Advies beleidsnota Werk, Economie, Wetenschap en Innovatie

advies op eigen initiatief
Beleidsnota's Vlaamse Regering 2014-2019

Voor het luik Werk van de beleidsnota formuleert de SERV tien inhoudelijke reflecties over o.a. tijdelijke werkervaring, Leren en Werken, activering, dienstencheques en economische migratie. De creatie van het systeem van tijdelijke werkervaring behoeft meer duidelijkheid. De SERV vraagt dat er werk wordt gemaakt van een geïntegreerd duaal systeem Leren en Werken en van een geïntegreerd beleid inzake stages, werkplekleren en praktijkgerichte opleiding. Voor de SERV is de implementatie van de jeugdgarantie een must.

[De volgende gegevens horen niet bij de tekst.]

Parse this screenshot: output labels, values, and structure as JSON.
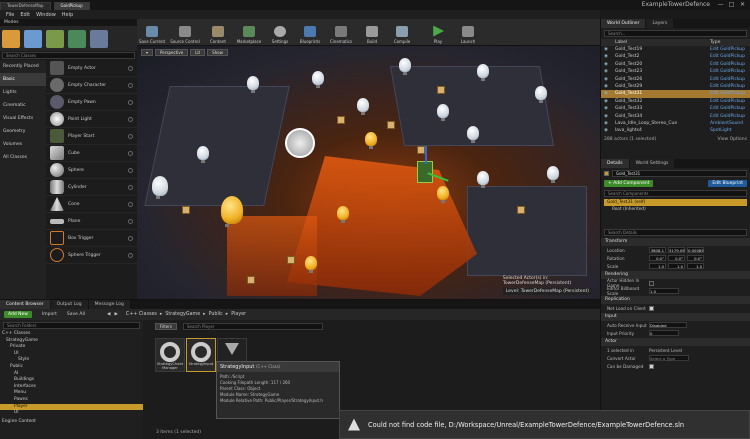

De capaciteit van de VDAB is een belangrijk aandachtspunt. De SERV betreurt dat de beleidsnota geen initiatieven bevat inzake de structurele component van werkbaarheid. Ook het EAD-beleid ontbreekt. Er is nood aan extra aandacht voor de kansengroepen, o.a. via een versterkt geïntegreerd taal- en werkbeleid. Discriminatie op de arbeidsmarkt moet krachtig worden bestreden. De SERV is bezorgd over de timing van het dienstenchequesdossier. De paritaire structuur van de erkenningscommissie en het opleidingsfonds dienstencheques moeten behouden blijft. Een meer geïntegreerde inspectie dienstencheques is nodig. Inzake economische migratie pleit de SERV voor een meersporenaanpak, korte afleveringstermijnen van de Single Permit, een goede samenwerking tussen de diverse betrokken inspectiediensten, een goede informatiedoorstroming en overleg tussen de verschillende betrokken beleidsniveaus, een aangepaste adviesraad arbeidsmigratie, een nieuwe aanpak arbeidsmarktonderzoek, het behoud van de beroepskaart voor zelfstandigen en een eigen beleid inzake studentenmigratie. Competent blijft het eerste referentiekader voor het opstellen van beroepskwalificatiedossiers.
Daarnaast vindt de SERV het belangrijk dat de sociale partners proactief worden betrokken bij de uittekening van het beleid en de totstandkoming van de regelgeving. Een versterkt VESOC-overleg is daarom noodzakelijk. Een prioriteit voor Vesoc-overleg is de rol van de sociale partners bij de verschillende entiteiten in het beleidsdomein WSE. Een meerjarenplanning voor het VESOC-overleg is nodig. Betrokkenheid van de sociale partners bij de voorbereiding van het overleg met de federale overheid is cruciaal. De SERV vraagt naar de houding van de Vlaamse regering indien de beleidslijnen op het Vlaamse niveau worden doorkruist door beslissingen op het federale niveau. De SERV vraagt dat beleidsinitiatieven zowel inhoudelijk als budgettair onderwerp zijn van regelmatige monitoring en evaluatie. Tot slot betreurt de SERV dat informatie over budget, capaciteit, procedures, tijdspad, invulling van de afstemming en samenwerking met andere beleidsdomeinen ontbreken in de beleidsnota.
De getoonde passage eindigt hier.